JOSHUA REDMAN feat. GABRIELLE CAVASSA
where are we (Blue Note) Supporti disponibili: CD / 2LP
E’ un disco inaspettato quello con cui Joshua Redman approda in casa Blue Note, “where are we” (in minuscolo) vede per la prima volta il 54enne sassofonista di Berkeley dividere la scena con una cantante, la splendida Gabrielle Cavassa, nata in California, residente a New Orleans, ma di chiara discendenza italiana, ligure per la precisione. L’abbiamo ascoltata con Emmet Cohen e con il chitarrista Saul Rubin, apprezzandone la versatilità, il timing e il trasporto che con estrema naturalezza infonde nei testi. Tra le sue cantanti preferite Gabrielle, oltre a Sinatra e Billie Holiday, cita anche il monumento nazionale Ornella Vanoni, e queste influenze si possono scorgere qua e là nell’album, sebbene sia del tutto personale il mood in cui racchiude toccanti interpretazioni, per esempio nella ballad springsteeniana “Streets Of Philadelphia”, che Redman suggella con spirito rockeggiante, ed è questo il primo singolo, una rilettura di un brano celebre estratto da un concept album realizzato in piena pandemia e destinato ora ad un pubblico che vada oltre le colonne d’Ercole del jazz, in un viaggio che finisce per toccare temi dolenti e nervi scoperti della società contemporanea, con esplicito riferimento stars&stripes.

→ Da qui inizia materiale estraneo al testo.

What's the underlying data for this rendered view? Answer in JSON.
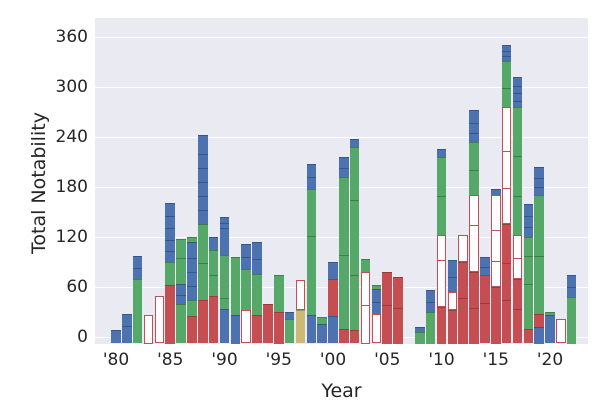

Sono infatti le città americane le vere protagoniste dell’opera, con Redman apre il viaggio citando niente meno che Woody Guthrie -come a dire: godetevi lo show, noi sappiamo dove siamo e da dove arriviamo- e firmando di pugno le potenti liriche di “After Minneapolis” scritta nel 2020 ,poco dopo il brutale omicidio di George Floyd da parte della polizia di Minneapolis che sconvolse la comunità nera:
“Ginocchio sul collo, vicino alla notte nuda, i colori che si uniscono / La paura forma l’odio nella lotta senza fede, amore che se ne va.”
La Blue Note crede molto in questo progetto e non ha di certo badato a spese per questo tardivo esordio di un fuoriclasse conclamato, il quartetto-con-cantante nuovo di fiamma apre così la porta a prestigiosi camei che tendono a variare, forse fin troppo, i paesaggi che scivolano dal finestrino: da Kurt Rosenwinckel (“Streets Of Philadelphia”) a Nicholas Payton (“Do You Know What It Means To Miss New Orleans?”), da Peter Bernstein (“Manhatthan”) a Joel Ross (“Chicago Blues”).

Il quartetto stabile di Redman vede la conferma del sempre più brillante pianista Aaron Parks, del quale consigliamo sempre gli album da leader, oltre al fidatissimo drummer Brian Blade ed il quotato bassista Joe Sanders, del quale si fa un gran parlare, formatosi alla scuola di Christian McBride e già con una nutrita sfilza di lavori e collaborazioni nel carniere. “where we are” è dunque disco geografico, da vaganti riflessioni in viaggio, ci lavora ai fianchi mentre si va via tra pensieri dolceamari, dondolati dal vagone che passa dalla rabbiosa “Alabama” di coltraniana memoria fino alla gloria blues di “By The Time I Get To Phoenix”, passando per Frisco (“My Heart in San Francisco”) e “Baltimore”. Questo gruppo ora sta rodando il repertorio con lady Gabrielle, manco a dirlo, on the road, in una lunga tourneè in cui sarà possibile dosare le alchimie, trovare il migliore interplay, e magari un “fuoco” che faccia ardere ancora di più musica e liriche, possibilmente senza distanze o mascherine varie. Il 2024 sarà un anno cruciale anche per le elezioni politiche americane e Joshua Redman & C. sembrano voler dire la loro in proposito, con una certa eloquenza. C’è tantissimo lavoro da fare, qui dove siamo, ma anche se i fatti del giorno ci portano a cupe previsioni ricordiamo che “This land was made for you and me”.